January 19, 2015
Conservatives, free speech and the disputed question
Disputation on the subject of Free Speech arises again. I have written before that, generally speaking, conservatives have a temperamental inclination to let everyone have his say, while at the same time a robust understanding of the inherent philosophical limits on free expression. The conservative as a dour censor, ever ready to silence dissent, is little more than a calumny from the port side of the political spectrum. The enormous diversity of conservative opinion and the eccentricity of its notable characters should be evident on even a cursory study. Stated simply, conservatives have a very hard time holding a party line. Beyond opposition to abortion and a distrust of government intervention, no strict orthodoxy of opinion can be found. Furious quarrels regularly bubble up on economics, political theory, culture, foreign policy, and theology, among other things.
Right-wingers in America, especially those in media and academia, have long experience with being, intellectually, “behind enemy lines.” It goes back at least as far as Buckley’s God and Man at Yale. Last year, a new hue and cry was raised against Harvard’s only prominent conservative, Harvey Mansfield, purposed toward silencing him for deviation from feminist orthodoxy. On matters of sexual mores and environmentalism, the puritanical urge to snuff out dissent from the Left is particular determined.

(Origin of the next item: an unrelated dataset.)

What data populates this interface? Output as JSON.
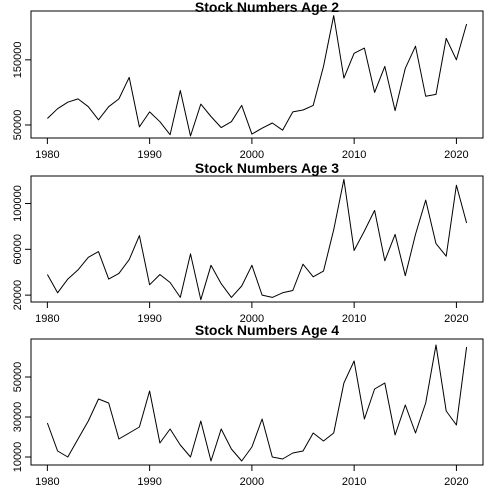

From this conservatives have developed very thick skins. Likewise, they have been habituated to a higher standard of quality, arising in part from a close familiarity with the doctrines and monomanias of liberalism; they know their opponents’ arguments well, and they know how to seek out and discover the best arguments among them. The contrast could hardly be plainer: few pro-abortion agitators have even a passing familiarity with the best pro-life arguments. Not two out of ten Leftist culture warriors could supply a single pertinent fact about Russell Kirk. Books like Conor Cruise O’Brien’s The Great Melody are so noteworthy because they are so uncommon: here is that rare man of the Left who treats Burke with seriousness and sympathy. (Indeed, the first portion of O’Brien’s book is precisely dedicated to exposing the egregious and unscholarly belittling of Burke’s life and work by the British historical establishment; his denunciation of the “Namierite” school of Burke denigration is enough to make conservatives stand up and cheer.)